I realize that this is the first home I’ll move into as an adult that isn’t temporary in some way. There’s no end point, and the permanence feels oppressive, a weight on my chest. I want freedom, I say, the toxic, self-involved, self-interested kind. I want to come and go as I please. I can’t deal with all of this. My boyfriend says if it gets too much I can pitch a tent in the garden and live there for a while. I say, “This isn’t a joke,” and he says he’s being deadly serious.
The weirdest thing about all of this is that it’s so hard to pinpoint why I feel this way.
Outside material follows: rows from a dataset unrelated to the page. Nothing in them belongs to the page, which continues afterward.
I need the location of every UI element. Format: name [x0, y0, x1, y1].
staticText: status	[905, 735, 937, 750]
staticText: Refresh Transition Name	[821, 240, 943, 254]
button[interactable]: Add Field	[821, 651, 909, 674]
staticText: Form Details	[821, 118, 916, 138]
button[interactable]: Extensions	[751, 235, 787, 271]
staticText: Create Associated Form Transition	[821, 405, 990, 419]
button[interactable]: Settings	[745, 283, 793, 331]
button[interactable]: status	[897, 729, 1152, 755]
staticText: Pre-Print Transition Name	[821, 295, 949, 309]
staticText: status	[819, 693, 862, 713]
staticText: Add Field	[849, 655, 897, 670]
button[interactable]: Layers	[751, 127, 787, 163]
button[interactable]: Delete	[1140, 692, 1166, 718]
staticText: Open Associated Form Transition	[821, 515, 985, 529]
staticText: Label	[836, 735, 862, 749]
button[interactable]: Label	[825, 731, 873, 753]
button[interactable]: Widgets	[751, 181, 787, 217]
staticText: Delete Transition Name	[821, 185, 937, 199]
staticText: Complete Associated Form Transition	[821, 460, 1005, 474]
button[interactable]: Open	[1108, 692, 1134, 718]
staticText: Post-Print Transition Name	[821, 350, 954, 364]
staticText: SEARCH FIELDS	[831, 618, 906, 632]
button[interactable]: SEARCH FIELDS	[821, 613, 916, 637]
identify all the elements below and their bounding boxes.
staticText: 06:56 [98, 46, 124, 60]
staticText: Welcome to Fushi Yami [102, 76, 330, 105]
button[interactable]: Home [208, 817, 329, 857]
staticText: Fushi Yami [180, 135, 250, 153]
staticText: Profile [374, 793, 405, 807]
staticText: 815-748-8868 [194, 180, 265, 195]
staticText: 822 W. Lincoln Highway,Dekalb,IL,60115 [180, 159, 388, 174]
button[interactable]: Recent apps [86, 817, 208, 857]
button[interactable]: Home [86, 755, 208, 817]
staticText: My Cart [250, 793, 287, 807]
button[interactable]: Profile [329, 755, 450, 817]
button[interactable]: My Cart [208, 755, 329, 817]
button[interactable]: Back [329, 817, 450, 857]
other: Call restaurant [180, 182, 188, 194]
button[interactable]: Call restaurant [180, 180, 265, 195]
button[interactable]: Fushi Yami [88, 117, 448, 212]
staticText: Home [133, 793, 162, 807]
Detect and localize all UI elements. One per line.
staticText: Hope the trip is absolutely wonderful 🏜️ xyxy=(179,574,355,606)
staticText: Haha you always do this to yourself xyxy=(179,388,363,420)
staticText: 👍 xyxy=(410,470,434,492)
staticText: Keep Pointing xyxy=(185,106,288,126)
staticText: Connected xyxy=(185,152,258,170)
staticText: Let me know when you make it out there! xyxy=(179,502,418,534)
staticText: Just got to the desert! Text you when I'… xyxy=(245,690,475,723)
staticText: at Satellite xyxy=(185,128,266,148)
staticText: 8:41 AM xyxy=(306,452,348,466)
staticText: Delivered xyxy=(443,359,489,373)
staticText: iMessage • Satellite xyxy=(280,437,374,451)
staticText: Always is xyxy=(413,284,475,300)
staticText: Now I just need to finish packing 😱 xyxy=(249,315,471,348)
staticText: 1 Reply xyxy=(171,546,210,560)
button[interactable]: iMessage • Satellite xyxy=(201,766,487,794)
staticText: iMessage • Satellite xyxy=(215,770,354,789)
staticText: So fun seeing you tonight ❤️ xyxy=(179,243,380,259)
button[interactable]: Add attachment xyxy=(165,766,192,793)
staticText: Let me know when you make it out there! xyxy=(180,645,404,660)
Even after feeling like a stranger for almost the entirety of my childhood, it’s not more instability that worries me. “The hardest thing for you will be to trust that, if you do this with someone, it won’t break down around you again,” the therapist had said. “But that’s not a reason not to try.”
I say to my boyfriend that I think all my stuff would fit into a few boxes, but can put something in storage if he likes. I feel out of my depth putting all this faith into a relationship, but I guess we can’t know that anything we do will definitely be a success—or failure. He says, “No, it’s fine, I’ll get rid of the minidisc player.”